Ele devolveu o documento a Gabriel, que o jogou dentro da mala para então a fechar.
— Quer dizer que nós dois fomos enganados?
— É o que parece.
O ômega se levantou, escorando as costas na parede, como se não fosse capaz de se manter assim por conta própria. Suas pernas tremiam, talvez pelo cansaço de andar a pé do metrô até ali ou pelo susto somado ao medo que ele sentia naquele momento. Os tremores eram consideráveis, pois ele só se deu conta que seu celular vibrava em seu bolso quando ele começou efetivamente a tocar.
Na tela, a palavra “mãe” o fez hesitar em atender. O que ele diria a ela? Tudo, exceto a verdade. Ele olhou para onde o alfa estava antes, mas se deparou com ele de costas, indo em direção à sala, como se entendesse que aquilo não era da sua conta. “ Oi, Dona Andrea ”. “ Sim, sim, está tudo bem, eu só estou cansado ”. “ Ah, o apartamento é… ele é perfeito ”. “ Não precisa se preocupar, mãe, eu vou me cuidar ”. “ Eu também te amo ”.
Então ele deixou que o ar enchesse seus pulmões e quando o soltou finalmente sentiu que podia respirar. Era engraçado como sua mãe parecia sempre saber quando ele não estava bem e ligava no momento certo, ele simplesmente já havia perdido a conta de quantas vezes aquilo acontecera.
Com sua cabeça no lugar e conseguindo raciocinar, ele procurou o alfa, pois eles tinham muito o que conversar. Ele estava na sala, sentado exatamente no mesmo lugar que Gabriel estava antes, com o celular pressionado contra o ouvido.
— O que nós vamos fazer? — indagou, receoso.
Assistiu, atento, a feição e os movimentos do loiro. O viu afastar o celular da orelha, apagar a tela do aparelho e o jogar sobre a mesa como se desejasse se livrar dele, isso enquanto mantinha uma expressão neutra em sua face, sem qualquer indício do que ele estava sentindo naquele momento. Seu cheiro, também estável, não era mais um problema para o ômega.
— Tentei ligar para o locador, mas ele não atendeu. Você tem para onde ir?
Aquilo era um claro convite para que ele se retirasse, percebeu Gabriel.
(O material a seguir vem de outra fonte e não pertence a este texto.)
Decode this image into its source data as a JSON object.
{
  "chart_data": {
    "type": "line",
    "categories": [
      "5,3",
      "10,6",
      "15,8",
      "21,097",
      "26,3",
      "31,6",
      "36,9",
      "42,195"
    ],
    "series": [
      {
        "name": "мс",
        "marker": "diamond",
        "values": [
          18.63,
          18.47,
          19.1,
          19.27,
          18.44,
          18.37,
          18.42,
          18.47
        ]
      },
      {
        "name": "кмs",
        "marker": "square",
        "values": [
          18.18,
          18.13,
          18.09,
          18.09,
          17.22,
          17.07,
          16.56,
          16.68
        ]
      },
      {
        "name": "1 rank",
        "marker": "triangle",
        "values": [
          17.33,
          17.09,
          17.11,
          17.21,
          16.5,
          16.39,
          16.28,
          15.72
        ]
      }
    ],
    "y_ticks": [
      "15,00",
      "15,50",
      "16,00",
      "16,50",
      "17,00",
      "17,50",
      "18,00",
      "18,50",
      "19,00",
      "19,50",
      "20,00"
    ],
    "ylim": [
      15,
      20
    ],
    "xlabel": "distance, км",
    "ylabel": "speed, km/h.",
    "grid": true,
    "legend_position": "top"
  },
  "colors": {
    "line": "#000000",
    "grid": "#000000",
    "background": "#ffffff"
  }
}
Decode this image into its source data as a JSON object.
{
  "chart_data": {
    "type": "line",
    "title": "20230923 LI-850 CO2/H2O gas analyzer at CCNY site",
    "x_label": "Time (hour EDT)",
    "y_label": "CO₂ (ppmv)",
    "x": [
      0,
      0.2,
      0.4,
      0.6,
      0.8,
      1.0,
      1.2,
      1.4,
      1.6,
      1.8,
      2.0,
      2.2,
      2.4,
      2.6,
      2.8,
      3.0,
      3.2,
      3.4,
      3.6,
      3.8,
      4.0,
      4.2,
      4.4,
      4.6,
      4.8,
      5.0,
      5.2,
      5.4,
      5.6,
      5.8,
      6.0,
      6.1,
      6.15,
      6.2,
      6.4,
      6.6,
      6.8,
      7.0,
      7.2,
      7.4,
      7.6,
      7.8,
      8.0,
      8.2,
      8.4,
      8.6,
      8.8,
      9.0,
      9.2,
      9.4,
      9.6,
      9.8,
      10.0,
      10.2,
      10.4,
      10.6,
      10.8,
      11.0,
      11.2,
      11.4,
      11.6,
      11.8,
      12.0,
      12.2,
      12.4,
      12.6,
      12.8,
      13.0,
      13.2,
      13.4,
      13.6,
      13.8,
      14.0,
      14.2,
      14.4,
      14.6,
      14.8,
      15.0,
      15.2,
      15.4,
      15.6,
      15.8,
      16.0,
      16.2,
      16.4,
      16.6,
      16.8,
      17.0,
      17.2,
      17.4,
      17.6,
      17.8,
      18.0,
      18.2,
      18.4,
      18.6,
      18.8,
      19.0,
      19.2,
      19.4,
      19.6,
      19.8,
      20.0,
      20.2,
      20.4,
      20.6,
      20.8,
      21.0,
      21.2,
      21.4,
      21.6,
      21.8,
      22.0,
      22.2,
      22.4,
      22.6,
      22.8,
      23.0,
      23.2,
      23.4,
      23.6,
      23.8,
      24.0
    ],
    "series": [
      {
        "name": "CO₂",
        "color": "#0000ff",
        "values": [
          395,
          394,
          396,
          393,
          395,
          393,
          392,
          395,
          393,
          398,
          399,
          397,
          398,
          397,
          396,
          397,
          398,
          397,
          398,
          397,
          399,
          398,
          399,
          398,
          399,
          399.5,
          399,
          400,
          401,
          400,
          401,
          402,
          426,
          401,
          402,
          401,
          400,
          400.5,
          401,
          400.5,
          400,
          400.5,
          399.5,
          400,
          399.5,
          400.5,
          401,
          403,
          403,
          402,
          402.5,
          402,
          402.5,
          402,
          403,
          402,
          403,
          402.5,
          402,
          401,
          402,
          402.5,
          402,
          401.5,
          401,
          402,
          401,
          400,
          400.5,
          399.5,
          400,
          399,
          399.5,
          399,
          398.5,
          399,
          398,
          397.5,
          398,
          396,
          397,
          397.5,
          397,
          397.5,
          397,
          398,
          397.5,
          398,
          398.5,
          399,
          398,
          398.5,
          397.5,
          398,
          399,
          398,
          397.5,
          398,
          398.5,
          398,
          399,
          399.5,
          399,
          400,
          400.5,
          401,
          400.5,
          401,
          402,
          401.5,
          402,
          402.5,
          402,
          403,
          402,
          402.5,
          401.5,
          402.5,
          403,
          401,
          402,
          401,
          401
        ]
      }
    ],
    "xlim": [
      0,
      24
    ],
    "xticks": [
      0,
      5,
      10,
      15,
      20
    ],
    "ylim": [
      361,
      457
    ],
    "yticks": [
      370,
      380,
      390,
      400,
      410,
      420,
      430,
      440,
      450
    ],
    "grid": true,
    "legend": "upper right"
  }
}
Fato é que ele não tinha condições ou a intenção de fazer isso. Aqueles 4 meses de aluguel pagos de forma adiantada ao proprietário era tudo o que ele tinha.
— Não, meus pais moram no interior. E você?
Hesitou o mais velho.
— Também não. Me mudei para aqui porque recebi uma proposta de emprego de última hora, então acabei gastando mais do que esperava.
— Merda — deixou escapar.
O alfa franziu as sobrancelhas, surpreso com o rapaz disse, especialmente tendo em vista que ele mal conseguia falar no momento em que se viram pela primeira vez.
— Acho melhor a gente descansar e ir procurar o proprietário amanhã. O endereço dele está no contrato — apontou para o documento sobre a mesa, idêntico ao que o jovem havia assinado.
Gabriel assentiu e, por mera curiosidade e necessidade de confirmar que os contratos eram iguais, pegou os papéis que pousavam sobre a mesa de centro. No campo reservado ao nome de quem estava alugando o imóvel constava o nome Nicolas Hulkenberg .
Nicolas Hulkenberg , Nicolas Hulkenberg , Nicolas Hulkenberg . O ômega repetiu o nome dele mentalmente, tentando se convencer que era uma medida de segurança.